Direniş acımasız ama çaresizdi. Bal peteği gibi tünellere ve güçlendirilmiş sığınaklara gömülmüş Japon savunmacılar, intihar eğilimli bir azimle ortaya çıktılar.
El bombası kemerleri, çanta bombaları ve çaresiz süngü hücumları, düşen top mermilerinin izini takip eden akbabalar gibi ilerledi.
3. Tümenin ön zırhlı birliğini komuta eden bir Alman yüzbaşı, saha notlarına şöyle yazdı:
"Hayaletler gibi yerden çıktılar. Ama hayaletler bile çelik ve ateşe karşı duramaz. Zaten kaybetmiş oldukları vatanları için öldüler."
Gece çökene kadar adanın güney kıyısının yarısı Almanların eline geçmişti.
Hava keşifleri, radyo yayınları aracılığıyla cephe komutanlarına canlı bilgi aktarırken, Almanların "hızlı kuşatma" doktrini tam olarak uygulanıyordu.
Müfrezeler harita değil, dakikada bir yapılan telsiz iletişimi ile manevra yapıyordu.
Yine de kayıplar az değildi. Düzinelerce IFV dalgalarda yandı. Genç denizcilerin cesetleri, açık alanda top ateşine yakalanmış halde etrafa dağılmıştı.
Ancak savaş asla kansız olmazdı ve ilerleme acımasızca devam etti. Savaş kısa sürmeyecekti. Ama belirleyici olacaktı.
Aynı zamanda, Rusların Busan'daki harekatı o kadar zarif değildi. Bu, acımasız, etkili ve kanla ıslanmış bir çekiç darbesiydi.
Uzak Doğu Cephesi'nin komutan vekili Tümgeneral Zhukov, şehrin kuzeybatısındaki tepelerde kurulan ileri komuta merkezinden saldırıyı yönetti.
Zırh ve hava kuvvetlerinin modüler birleşimini yıllarca geliştiren Almanların aksine, Ruslar hala deneyimleyerek öğreniyordu ve bu süreçte kan döküyordu.

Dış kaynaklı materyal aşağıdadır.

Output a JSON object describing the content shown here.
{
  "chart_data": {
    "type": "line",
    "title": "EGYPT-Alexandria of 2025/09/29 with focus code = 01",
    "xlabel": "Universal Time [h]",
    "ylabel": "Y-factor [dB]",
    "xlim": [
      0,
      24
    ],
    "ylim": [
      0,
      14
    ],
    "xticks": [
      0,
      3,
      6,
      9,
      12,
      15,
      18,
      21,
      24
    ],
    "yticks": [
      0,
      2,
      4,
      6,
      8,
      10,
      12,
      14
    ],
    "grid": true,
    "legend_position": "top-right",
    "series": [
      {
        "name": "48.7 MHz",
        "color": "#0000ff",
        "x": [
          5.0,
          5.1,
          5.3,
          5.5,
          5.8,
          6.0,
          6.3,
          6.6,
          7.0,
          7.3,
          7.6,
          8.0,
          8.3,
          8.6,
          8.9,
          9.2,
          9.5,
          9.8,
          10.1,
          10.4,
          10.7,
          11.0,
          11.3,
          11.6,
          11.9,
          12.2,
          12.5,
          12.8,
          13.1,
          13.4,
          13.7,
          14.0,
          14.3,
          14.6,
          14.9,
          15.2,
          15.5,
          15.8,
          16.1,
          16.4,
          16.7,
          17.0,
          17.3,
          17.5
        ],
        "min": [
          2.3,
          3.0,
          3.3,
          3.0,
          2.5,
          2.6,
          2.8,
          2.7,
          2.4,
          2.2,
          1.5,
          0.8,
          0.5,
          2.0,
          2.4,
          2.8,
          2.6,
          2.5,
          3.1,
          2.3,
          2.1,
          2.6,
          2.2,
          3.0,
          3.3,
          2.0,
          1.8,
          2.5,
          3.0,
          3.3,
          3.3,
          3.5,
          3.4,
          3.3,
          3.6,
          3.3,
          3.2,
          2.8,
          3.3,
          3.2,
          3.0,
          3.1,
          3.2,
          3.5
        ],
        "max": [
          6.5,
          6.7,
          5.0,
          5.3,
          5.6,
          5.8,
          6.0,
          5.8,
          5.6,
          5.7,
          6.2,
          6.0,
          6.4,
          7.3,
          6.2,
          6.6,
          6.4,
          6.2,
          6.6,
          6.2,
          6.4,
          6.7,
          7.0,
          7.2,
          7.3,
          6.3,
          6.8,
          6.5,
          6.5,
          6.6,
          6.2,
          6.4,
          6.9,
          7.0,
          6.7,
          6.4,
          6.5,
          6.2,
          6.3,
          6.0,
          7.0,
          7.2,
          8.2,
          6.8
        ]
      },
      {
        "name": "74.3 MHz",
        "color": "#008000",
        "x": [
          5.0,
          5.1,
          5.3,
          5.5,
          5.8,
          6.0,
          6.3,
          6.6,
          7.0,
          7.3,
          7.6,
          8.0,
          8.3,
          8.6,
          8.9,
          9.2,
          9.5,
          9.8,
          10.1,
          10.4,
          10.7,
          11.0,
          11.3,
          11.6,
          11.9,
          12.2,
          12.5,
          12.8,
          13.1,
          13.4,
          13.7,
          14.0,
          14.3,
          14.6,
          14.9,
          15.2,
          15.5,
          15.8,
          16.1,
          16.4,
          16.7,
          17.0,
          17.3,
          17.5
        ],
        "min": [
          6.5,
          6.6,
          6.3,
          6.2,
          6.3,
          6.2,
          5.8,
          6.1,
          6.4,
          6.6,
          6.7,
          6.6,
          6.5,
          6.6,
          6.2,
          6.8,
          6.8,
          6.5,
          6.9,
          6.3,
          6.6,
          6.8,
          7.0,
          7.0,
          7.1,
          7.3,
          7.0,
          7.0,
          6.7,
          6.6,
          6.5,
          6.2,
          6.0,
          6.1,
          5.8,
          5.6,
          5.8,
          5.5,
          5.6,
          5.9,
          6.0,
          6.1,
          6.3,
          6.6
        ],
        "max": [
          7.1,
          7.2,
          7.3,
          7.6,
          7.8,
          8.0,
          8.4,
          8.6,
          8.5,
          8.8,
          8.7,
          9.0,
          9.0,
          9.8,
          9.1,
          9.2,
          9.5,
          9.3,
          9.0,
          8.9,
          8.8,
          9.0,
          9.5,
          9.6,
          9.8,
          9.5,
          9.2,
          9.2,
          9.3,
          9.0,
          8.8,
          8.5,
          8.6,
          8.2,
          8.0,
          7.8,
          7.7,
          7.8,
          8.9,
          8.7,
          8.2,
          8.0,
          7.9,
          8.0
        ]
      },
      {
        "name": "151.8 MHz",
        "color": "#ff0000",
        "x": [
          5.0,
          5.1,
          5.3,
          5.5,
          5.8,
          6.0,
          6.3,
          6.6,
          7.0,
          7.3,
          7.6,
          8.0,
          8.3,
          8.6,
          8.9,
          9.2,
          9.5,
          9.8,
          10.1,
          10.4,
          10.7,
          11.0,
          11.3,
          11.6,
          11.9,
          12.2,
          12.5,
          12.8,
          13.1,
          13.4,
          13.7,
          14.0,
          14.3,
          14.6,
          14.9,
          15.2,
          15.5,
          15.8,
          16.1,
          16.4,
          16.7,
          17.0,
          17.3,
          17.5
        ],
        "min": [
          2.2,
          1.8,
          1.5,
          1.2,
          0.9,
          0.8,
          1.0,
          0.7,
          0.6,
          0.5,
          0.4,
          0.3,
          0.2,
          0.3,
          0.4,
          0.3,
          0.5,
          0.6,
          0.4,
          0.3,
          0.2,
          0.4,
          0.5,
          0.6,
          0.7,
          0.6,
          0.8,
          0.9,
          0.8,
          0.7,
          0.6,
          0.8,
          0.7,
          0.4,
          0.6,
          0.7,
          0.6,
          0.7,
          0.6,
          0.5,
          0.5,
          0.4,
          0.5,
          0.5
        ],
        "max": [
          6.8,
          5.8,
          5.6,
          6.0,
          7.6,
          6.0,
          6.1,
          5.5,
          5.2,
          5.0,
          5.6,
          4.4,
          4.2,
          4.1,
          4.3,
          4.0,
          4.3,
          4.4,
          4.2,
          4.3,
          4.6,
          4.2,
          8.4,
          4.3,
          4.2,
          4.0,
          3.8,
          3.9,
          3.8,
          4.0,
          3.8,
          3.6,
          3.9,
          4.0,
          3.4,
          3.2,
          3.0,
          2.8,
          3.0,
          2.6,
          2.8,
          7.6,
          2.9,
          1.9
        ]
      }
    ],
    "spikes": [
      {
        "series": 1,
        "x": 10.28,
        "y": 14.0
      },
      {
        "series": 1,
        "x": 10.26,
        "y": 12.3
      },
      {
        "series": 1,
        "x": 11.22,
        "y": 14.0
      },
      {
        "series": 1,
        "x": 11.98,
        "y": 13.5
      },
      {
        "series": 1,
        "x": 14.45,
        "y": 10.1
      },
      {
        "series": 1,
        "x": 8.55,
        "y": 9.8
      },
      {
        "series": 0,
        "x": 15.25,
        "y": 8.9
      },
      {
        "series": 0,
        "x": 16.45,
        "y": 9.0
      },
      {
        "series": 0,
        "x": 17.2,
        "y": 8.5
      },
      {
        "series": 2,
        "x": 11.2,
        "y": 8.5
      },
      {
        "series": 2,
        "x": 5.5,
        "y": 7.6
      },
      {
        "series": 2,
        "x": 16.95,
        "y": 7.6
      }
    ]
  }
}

Ortak askeri tatbikatlar ve subay adaylarının değişimi, Rus stratejistlerini yeni savaş dönemine hazırlamak için yeterli değildi.
Araçları ve kaynakları vardı, ancak kan dökmeden bir savaşı nasıl kazanacaklarını gerçekten anlayacak öngörüleri yoktu.
Sonuç olarak, 5. Beyaz Ordu, yerli üretim Panzer II orta tankları ve aynı şasiye dayalı Alman lisanslı kundağı motorlu topların desteğiyle ilerleyişin öncülüğünü yaptı.
Saldırıdan önce, dış şehirlerin tamamını yerle bir eden on iki saatlik topçu bombardımanı yapıldı. Ruslar alev makinesi, mekanize piyade ve ezici sayı üstünlüğüyle saldırıya geçti.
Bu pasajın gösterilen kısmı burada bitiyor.